Thank you, Chair.
Thank you, Mr. Allen. You put a lot of thought into what you were saying.
You're absolutely right about the way these guys have treated our farmers, the way they've treated our sector, the way they've treated not just grain producers but basically anybody who ships anything on rail, and the way they've taken them for granted. They've abused their relationship in such a way that they have no concept or no respect for timeliness of service, quality of service, or anything to do with service. In fact I don't think either one of those CEOs understands service at all.
If they think they can go through the review coming up this summer and get the same results as they had before, and I have to come back here next winter because my farmers are screaming because they're sitting there with not only last year's crop but now this year's crop sitting in their bins, and the two CEOs are sitting there saying they still don't have a problem, you know what? I'm going to be very, very, very, very upset, and my stick will very, very much bigger, because the farmers are my stick. That's my stick.
I look at this, and the stick is still there. It has a sunset clause. We're giving them every benefit of the doubt to do the right thing here and to realize how important it is to have proper service out of the rail system. We're giving them every opportunity to do the honourable thing, to look at things as a function of the Canadian corporate sector being responsible back to the people it serves. We're giving them every benefit of the doubt. It's up to them to grab that olive branch, because the reality is that this is not enough. I think a lot of people around this room and in this sector would say that this is just a band-aid, which is what it really is.
A lot of people are looking at the review and saying that this is what needs to happen. We need to have a proper review. We actually have to make sure that the shippers have the ability to extract service out of CN and CP.
So they may want to go to school. They maybe want to go to Dale Carnegie and learn how to win friends and influence people. I'm not sure what course to recommend to these guys. But the reality is that the way they treated us this last winter, and in fact have treated us....
That's one of the confusions I have. Everybody looks back to the last winter. It's not last winter. This goes back for years. I've loaded Super-Bs on a Friday night and Saturday morning and had them on the road Sunday, showing up at a terminal four hours from my farm, only to be told that the train didn't show up the way it was supposed to.
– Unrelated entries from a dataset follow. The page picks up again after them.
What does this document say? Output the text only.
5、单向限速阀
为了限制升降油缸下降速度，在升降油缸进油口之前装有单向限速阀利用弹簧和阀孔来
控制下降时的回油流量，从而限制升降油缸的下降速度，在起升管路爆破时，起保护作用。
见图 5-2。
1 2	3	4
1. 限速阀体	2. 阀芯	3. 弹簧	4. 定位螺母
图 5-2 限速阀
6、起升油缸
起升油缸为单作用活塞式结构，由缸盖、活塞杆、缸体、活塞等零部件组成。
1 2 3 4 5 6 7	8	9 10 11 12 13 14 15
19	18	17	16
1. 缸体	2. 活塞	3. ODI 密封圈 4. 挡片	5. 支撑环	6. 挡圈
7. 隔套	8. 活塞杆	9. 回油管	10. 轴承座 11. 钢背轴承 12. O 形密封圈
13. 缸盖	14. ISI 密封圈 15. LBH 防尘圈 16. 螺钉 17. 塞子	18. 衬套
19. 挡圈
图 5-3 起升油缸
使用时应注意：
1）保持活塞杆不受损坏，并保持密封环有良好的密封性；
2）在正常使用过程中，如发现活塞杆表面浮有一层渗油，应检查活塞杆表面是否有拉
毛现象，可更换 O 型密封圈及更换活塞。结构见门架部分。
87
When you have ten trucks in a row, what do you do with it? Where do you go? Everything else is full. They're also not my trucks, so I have to pay for them. There's no compensation back to me. There's not even an apology. It's just the way it is, so suck it up. That happens over and over and over again. I can remember at a small-town elevator in Canwood the farmers going to the elevator basically every morning to ask if there was any news on that train.
You know, it's just amazing. This last year was bad, there's no question about it. There was a lot of cold weather and everything else. But you know what? This is Canada. It gets cold. We drill oil, we mine, in the cold. All sorts of activities happen when it's cold. I think they need to figure it out. If we're running trains in cold weather, there has to be a way to keep the volume up in cold weather.
They can come here with lots of excuses, but the reality is that they need to come with solutions. They need to come back to us, through this transport review committee, and ask what the solutions are so that I can get timely service and get my pulses delivered to the ship in a timely manner. They have to care, and I don't think they care.
That's the thing I go back to my farmers on the prairies the most with. They realize that we can't fix this. I can't put more locomotives and people on the rail lines. They understand that. What they don't understand is the people who take their business for granted, who do not care, who smirk in their faces. They want us to kick them. They want them to feel it, and we're the ones there to do that.
So hey, if we don't see improvements out of this, if we don't see any improvements out of the rail review, if we go through the review and get status quo, there will be lots of big sticks coming out. If CN and CP don't understand that, well, I have this Dale Carnegie course that they can go to. Maybe they'll understand it after they go to that.
I'll leave it at that, because there will be a big stick if things don't change. We've just scratched the iceberg, I'd say.